Corrosion is caused by the reaction of sulfur or oxygen in the air with the metal surface. The reaction of silver with sulfur will form a yellow silver sulfide (Ag2S) film on the surface, which will eventually turn black if the sulfur content is high. There are several ways in which silver can be contaminated by sulfur, by air (as mentioned earlier) or by other sources of pollution, such as PCB wrappers. The reaction of silver with oxygen is a different process, usually when the oxygen reacts with the copper beneath the silver layer to produce the dark brown cuprous oxide. This defect is usually because the silver deposition rate is very fast, forming a low-density silver deposition layer, so that the copper in the lower part of the silver layer is easy to contact with the air, so the copper will react with the oxygen in the air. The porous crystal structure has a larger intergranular void, so a thicker silver deposition layer is required to achieve oxidation resistance. This means that thicker silver layers are deposited during production, increasing production costs and increasing the chance of solderability problems such as microvoids and poor welds.
Copper exposure is usually associated with chemical processes prior to silver deposition.
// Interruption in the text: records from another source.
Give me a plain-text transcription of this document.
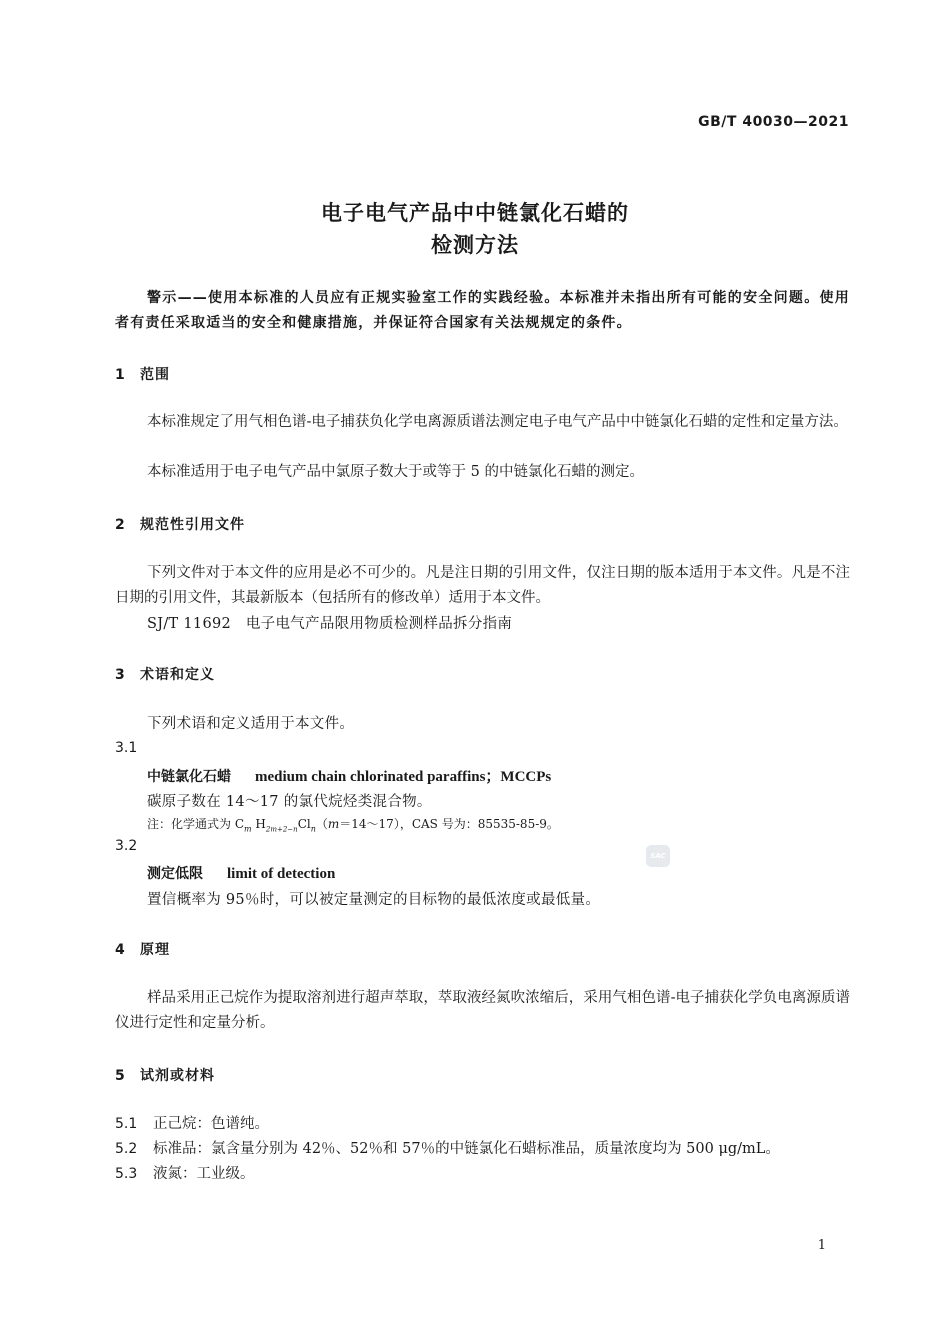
GB/T 40030—2021
电子电气产品中中链氯化石蜡的
检测方法
警示——使用本标准的人员应有正规实验室工作的实践经验。本标准并未指出所有可能的安全问题。使用者有责任采取适当的安全和健康措施，并保证符合国家有关法规规定的条件。
1 范围
本标准规定了用气相色谱-电子捕获负化学电离源质谱法测定电子电气产品中中链氯化石蜡的定性和定量方法。
本标准适用于电子电气产品中氯原子数大于或等于 5 的中链氯化石蜡的测定。
2 规范性引用文件
下列文件对于本文件的应用是必不可少的。凡是注日期的引用文件，仅注日期的版本适用于本文件。凡是不注日期的引用文件，其最新版本（包括所有的修改单）适用于本文件。
SJ/T 11692　电子电气产品限用物质检测样品拆分指南
3 术语和定义
下列术语和定义适用于本文件。
3.1
中链氯化石蜡 medium chain chlorinated paraffins；MCCPs
碳原子数在 14～17 的氯代烷烃类混合物。
注：化学通式为 $C_m$ $H_{2m+2-n}Cl_n(m=14\sim 17)$，CAS 号为：85535-85-9。
3.2
测定低限 limit of detection
置信概率为 95％时，可以被定量测定的目标物的最低浓度或最低量。
4 原理
样品采用正己烷作为提取溶剂进行超声萃取，萃取液经氮吹浓缩后，采用气相色谱-电子捕获化学负电离源质谱仪进行定性和定量分析。
5 试剂或材料
5.1 正己烷：色谱纯。
5.2 标准品：氯含量分别为 42％、52％和 57％的中链氯化石蜡标准品，质量浓度均为 500 μg/mL。
5.3 液氮：工业级。
SAC
1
This defect appears after the silver precipitation process, mainly because the residual film that is not completely removed in the previous process obstructs the deposition of the silver layer. The most common is the residual film caused by the solder resistance process, which is caused by the development of the developer is not net, that is, the so-called "residual film", this layer of residual film hinders the silver settling reaction. The mechanical treatment process is also one of the reasons for copper exposure, the surface structure of the circuit board will affect the uniformity of the contact between the board and the solution, and insufficient or too much solution circulation will also form an uneven silver deposition layer.
Ionic contamination The presence of ionic substances on the surface of the circuit board will interfere with the electrical properties of the circuit board. These ions mainly come from the silver settling solution itself (remaining in the silver settling layer or under the solder resistance film). The ion content of different silver precipitation solutions is different, and the higher the ion content of the solution, the higher the ion pollution value under the same washing condition. The porosity of the silver layer is also one of the important factors affecting ion pollution. The silver layer with high porosity is easy to retain ions in the solution, which increases the difficulty of washing and eventually leads to the corresponding increase in ion pollution value. The effect of post-washing will also directly affect ion pollution, and inadequate washing or unqualified water quality will cause ion pollution exceeding the standard.
Microvoids are usually less than 1mil in diameter, and the voids located on top of the metal interface compound between the solder and the weld surface are called microvoids, because it is actually a "plane cavity group" of the weld surface, which greatly reduces the welding bonding force. Microvoids appear on OSP, ENIG, and silvered surfaces. The root cause of their formation is unknown, but several contributing factors have been identified. Although all microvoids in the silvered layer occur on thick silver surfaces (thicker than 15μm), not all of the silvered layers have microvoids. When the copper surface structure at the bottom of the silvered layer is very rough, it is easier to produce microvoids. The occurrence of microvoids also seems to be related to the types and compositions of organics co-deposited in the silver layer. In response to the above phenomena, original equipment manufacturers (Oems), equipment manufacturing service providers (EMS), PCB manufacturers and chemical suppliers have conducted several welding studies under simulated conditions, but none has been able to completely eliminate microvoids.